By looking at Pernell McPhee’s expressions, it wasn't easy to detect his troubles.
His leg stayed in bandages because of knee and groin issues. He couldn't win his battles at the line of scrimmage to get pressure on opposing quarterbacks. But his smile never disappeared.
After getting 6 sacks as a rookie a year ago as a reserve defensive end, this was supposed to be a breakout for McPhee, who won the starting job.
The Ravens rushed out to win nine of their first 11 games, but each week McPhee faced the questions about his lackluster play. He voiced disappointment in himself, but never lashed out. Understanding his physical and personal battles, however, put his travails into clearer focus.
“I had a couple of losses early this year, dealing with my sister, my dad, cousin,” McPhee said of their deaths. “It was just like I was home when I came back in. Guys put smiles on my face.
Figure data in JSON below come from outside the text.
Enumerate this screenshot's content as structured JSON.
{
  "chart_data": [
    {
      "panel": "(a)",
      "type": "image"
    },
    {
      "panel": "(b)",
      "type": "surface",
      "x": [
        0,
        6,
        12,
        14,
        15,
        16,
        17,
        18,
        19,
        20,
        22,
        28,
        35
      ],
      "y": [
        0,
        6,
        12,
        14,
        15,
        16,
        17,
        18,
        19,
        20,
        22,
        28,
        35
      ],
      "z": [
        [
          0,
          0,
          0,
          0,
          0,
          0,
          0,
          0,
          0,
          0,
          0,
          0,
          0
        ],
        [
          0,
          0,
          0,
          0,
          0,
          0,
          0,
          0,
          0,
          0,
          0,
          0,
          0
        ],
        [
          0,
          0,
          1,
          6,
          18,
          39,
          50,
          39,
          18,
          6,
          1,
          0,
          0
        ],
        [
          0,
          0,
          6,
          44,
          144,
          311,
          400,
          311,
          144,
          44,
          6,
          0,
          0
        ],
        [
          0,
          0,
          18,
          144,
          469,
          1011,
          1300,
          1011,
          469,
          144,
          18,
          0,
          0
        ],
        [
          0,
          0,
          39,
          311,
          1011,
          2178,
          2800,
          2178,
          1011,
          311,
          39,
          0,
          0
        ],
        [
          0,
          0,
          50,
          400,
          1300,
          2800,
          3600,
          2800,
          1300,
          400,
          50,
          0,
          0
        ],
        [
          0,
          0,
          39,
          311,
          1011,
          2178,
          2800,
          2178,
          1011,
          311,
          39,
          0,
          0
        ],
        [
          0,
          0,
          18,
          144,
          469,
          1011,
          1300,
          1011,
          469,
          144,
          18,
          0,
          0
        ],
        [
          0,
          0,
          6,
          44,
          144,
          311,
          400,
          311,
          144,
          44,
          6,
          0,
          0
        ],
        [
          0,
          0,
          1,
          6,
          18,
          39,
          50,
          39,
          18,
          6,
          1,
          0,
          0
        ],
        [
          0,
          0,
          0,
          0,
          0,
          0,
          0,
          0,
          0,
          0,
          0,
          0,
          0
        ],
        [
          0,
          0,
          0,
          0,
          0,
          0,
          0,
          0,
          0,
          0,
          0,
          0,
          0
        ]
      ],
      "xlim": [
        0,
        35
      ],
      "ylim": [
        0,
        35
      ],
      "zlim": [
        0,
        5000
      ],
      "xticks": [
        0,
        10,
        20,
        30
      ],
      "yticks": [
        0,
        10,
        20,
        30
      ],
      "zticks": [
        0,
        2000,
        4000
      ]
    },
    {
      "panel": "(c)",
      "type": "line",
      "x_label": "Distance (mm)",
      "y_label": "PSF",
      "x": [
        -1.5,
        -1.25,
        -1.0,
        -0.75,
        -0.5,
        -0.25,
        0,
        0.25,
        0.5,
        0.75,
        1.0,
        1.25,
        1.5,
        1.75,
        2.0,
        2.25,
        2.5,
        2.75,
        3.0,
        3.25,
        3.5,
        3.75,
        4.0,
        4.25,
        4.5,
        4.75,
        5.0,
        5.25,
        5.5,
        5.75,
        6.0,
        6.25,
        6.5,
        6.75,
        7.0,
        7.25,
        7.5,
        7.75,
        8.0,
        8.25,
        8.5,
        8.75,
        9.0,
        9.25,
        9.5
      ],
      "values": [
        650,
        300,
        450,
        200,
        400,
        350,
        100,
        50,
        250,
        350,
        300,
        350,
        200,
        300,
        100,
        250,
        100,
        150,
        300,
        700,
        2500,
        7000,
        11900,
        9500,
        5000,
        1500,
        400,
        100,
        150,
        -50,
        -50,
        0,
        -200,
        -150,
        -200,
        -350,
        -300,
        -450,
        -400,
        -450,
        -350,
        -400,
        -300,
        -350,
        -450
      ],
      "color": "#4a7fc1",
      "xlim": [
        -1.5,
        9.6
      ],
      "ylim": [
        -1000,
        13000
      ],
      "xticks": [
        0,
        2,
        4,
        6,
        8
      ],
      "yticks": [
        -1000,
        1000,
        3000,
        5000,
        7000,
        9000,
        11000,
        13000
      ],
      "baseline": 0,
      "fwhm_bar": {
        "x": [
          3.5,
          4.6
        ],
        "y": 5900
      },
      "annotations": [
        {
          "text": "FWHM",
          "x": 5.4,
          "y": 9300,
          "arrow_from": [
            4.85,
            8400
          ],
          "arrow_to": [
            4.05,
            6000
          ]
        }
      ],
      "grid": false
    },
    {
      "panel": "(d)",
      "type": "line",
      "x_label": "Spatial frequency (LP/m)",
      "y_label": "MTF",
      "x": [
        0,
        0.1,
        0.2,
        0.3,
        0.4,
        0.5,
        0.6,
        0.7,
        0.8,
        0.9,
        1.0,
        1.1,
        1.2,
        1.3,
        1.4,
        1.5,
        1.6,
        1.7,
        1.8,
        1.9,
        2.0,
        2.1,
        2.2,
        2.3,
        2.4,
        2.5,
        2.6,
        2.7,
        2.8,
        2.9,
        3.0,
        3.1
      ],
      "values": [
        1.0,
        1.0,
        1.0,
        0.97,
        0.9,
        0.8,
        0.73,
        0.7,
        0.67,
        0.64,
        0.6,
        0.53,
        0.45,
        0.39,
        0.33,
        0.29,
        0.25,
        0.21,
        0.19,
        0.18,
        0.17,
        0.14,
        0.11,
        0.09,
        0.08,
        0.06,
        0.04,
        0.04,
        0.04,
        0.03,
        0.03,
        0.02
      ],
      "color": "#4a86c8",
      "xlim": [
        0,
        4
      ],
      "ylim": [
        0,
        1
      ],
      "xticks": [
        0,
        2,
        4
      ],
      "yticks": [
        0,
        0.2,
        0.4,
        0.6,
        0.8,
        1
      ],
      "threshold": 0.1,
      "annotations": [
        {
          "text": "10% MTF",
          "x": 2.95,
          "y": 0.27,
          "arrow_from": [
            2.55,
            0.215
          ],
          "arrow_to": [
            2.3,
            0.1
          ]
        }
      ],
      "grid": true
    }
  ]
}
That’s the most important thing when you got guys who love you besides just football. They love you off the field and try to help you out the best way they can.”
Coach John Harbaugh held him out for a month as he missed five games. McPhee said at the time he could play, creating an awkward situation where the player and coach disagreed publicly. Looking back, McPhee agrees it was the best decision.
“Hands down because now I’m healthier and I got a chance to help the team out on 3rd-and-long and come out and show some of them pass rushing skills I got,” he said of being used almost exclusively in pass situations.
That he did. McPhee returned in December, getting his first full sack in a Week 15 loss to the Denver Broncos.
Going into the Super Bowl vs. the San Francisco 49ers on Feb. 3, McPhee has been replaced in the starting lineup by Arthur Jones, who had a career-high 4.5 sacks in his third season.
“Coach is doing a good job with how he rotates me in as far as certain packages. That’s keeping me fresh, keeping me healthy,” McPhee said. “I just got this routine I’m sticking with and it’s just helping me out a lot.”
McPhee has played a major role in the Ravens’ last two playoff games. He sacked Peyton Manning late in the third quarter, forcing a fumble that was recovered by Paul Kruger at the Broncos’ 37. Five plays later, Ray Rice ran in the ball from 1 yard out to tie the score at 28 in what eventually became a 38-35 double-overtime victory.
With Tom Brady trying to lead the New England Patriots to a fourth-quarter comeback in the AFC championship last week, McPhee deflected a pass that was intercepted by Dannell Ellerbe to seal a 28-13 victory.
“This guy plays with a lot of injuries. He’s one of the toughest people that I've ever been around in my life. And then now, at the end of the year, he had these two huge plays in these two huge games that really made the difference. It’s just so rewarding,” Harbaugh said. “And as a teacher, as a coach, that’s what makes it for you. … When you see these guys fight through that and have that kind of success, that’s everything.”
McPhee never doubted his ability to bounce back.
“It’s all about your personality,” he said. “I’m built Ford tough.”